ECS is a logical grouping of EC2 instances and it allows autoscaling. We can set up the min and max number of instances. For a better understanding of autoscaling, you can read our previous post, DevOps Concepts #2: Autoscaling
We need a way to communicate between the services. Using a queue is a good practice, we choose SQS. If you are wondering why SQS, you can read more about it here: Building Fault Tolerant Systems on AWS.
Because we don't want to download the models from S3 every time we want to use them, we appended an EFS to our cluster. You can think of EFS as an elastic/configurable hard disk that can be mounted to instances.
To sum it up, the components that we use:
ECS - main computing horsepower.
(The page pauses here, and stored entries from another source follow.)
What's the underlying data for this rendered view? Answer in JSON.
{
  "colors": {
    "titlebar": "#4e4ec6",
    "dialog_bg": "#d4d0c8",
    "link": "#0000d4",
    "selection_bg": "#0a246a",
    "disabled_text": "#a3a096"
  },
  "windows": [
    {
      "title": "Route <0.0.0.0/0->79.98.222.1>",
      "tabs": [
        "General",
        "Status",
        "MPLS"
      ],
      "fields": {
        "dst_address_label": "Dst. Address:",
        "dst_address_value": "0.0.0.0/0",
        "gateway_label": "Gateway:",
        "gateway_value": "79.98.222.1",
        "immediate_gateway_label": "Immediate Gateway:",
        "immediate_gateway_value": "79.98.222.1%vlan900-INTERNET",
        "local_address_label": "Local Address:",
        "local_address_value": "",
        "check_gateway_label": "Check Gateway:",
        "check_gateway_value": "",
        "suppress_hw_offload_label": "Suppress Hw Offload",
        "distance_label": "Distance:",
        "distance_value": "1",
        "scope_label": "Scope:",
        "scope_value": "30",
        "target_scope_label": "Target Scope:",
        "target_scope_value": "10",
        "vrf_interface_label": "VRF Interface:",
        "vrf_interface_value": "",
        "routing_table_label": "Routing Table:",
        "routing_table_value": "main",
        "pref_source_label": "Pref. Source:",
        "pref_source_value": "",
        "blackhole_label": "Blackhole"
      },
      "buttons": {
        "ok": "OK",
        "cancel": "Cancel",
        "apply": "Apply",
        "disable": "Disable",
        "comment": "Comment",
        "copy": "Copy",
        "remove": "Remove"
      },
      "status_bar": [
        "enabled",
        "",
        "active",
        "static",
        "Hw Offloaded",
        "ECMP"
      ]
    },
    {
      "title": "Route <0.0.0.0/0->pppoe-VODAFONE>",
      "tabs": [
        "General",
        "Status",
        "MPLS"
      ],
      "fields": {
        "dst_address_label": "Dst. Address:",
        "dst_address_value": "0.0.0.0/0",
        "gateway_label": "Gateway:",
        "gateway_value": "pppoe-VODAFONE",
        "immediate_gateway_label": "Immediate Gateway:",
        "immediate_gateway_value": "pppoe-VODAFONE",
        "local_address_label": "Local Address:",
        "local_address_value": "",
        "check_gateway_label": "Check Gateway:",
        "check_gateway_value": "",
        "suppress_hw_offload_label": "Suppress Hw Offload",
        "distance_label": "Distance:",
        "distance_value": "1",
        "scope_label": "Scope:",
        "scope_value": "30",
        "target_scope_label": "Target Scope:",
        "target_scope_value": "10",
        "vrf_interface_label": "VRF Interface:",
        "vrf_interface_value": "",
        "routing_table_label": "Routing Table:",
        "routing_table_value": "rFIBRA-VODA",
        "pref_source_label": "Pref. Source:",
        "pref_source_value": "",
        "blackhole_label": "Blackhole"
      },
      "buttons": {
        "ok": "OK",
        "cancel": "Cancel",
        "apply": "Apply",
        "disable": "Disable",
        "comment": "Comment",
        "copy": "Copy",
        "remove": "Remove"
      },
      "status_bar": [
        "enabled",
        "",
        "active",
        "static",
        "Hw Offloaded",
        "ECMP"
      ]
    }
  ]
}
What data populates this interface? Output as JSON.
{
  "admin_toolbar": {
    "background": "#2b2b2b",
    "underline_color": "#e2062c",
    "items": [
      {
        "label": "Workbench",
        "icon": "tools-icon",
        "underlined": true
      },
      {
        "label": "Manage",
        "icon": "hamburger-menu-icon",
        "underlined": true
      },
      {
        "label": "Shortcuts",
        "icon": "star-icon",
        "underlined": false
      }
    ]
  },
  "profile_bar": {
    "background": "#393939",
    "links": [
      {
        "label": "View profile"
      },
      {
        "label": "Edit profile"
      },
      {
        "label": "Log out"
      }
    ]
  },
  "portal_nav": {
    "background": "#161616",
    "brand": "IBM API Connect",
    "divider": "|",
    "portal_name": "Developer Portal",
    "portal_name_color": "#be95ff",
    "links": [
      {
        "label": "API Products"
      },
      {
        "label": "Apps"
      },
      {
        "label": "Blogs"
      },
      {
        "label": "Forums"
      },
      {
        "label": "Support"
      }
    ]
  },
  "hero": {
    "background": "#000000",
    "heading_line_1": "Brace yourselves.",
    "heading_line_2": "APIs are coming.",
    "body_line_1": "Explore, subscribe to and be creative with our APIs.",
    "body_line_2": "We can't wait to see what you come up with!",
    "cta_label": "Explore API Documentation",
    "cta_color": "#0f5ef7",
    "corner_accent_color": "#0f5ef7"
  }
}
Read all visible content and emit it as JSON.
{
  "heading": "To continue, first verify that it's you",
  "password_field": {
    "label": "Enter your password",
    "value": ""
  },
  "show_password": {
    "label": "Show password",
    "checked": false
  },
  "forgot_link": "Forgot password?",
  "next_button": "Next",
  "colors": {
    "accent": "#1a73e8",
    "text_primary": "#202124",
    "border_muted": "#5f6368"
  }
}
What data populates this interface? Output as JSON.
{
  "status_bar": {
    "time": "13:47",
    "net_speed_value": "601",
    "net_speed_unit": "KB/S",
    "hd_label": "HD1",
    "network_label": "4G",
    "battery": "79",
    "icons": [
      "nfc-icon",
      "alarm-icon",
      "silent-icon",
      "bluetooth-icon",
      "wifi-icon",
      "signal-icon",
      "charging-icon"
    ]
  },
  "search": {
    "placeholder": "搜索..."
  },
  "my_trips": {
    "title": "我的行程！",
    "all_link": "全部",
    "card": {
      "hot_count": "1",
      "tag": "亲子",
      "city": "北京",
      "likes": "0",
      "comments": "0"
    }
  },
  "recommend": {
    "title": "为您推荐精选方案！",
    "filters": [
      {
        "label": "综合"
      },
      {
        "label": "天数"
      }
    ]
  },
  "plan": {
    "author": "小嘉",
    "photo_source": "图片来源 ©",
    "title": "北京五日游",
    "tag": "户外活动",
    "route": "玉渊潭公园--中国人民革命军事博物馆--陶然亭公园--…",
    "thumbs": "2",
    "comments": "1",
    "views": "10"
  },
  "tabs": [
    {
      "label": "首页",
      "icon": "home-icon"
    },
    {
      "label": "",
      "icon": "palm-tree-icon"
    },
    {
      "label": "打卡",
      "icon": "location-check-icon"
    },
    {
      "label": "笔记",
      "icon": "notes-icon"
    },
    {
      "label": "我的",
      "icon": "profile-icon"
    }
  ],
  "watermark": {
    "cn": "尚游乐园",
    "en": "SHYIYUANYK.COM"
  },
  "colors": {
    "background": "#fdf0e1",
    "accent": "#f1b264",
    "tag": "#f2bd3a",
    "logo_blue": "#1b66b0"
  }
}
Used for heavier and time-consuming jobs of training models.
EFS - storage for models and documents. Everything that needs quick access.
SQS - queue used for the communication between services
Lambda - runs the less resource-sensitive tasks. CRUD operations, orchestration of requests, and running the existing models on documents. In some cases, the inference part must also run on GPU machines.
Main takeaways
If the thought "Can this run on a Lambda?" even crosses your mind, don't use them. Things can likely get more complicated than you can anticipate. This is especially true if you are tackling ML/AI problems.
That being said, the serverless infrastructure is a mighty tool. You just have to know when to use it. In the context of ML, if you want to train and deploy a deep learning-based model, it's better to skip it. For more traditional algorithms, that are small and really fast, it can be a good fit. But always take into account what (pre)processing needs to be done, how are you going to train the models, how many predictions are you going to have, etc.
Wrong design decisions can be costly since you go in the wrong direction, and this affects the architecture, and changing the architecture takes time. This is our first post that covers the intersection between AI and Cloud technologies. We'll talk more about how to design and deploy those systems. What other technologies we can use. (Has anyone used/heard of Sagemaker?)
And in general, what are some problems that we can face.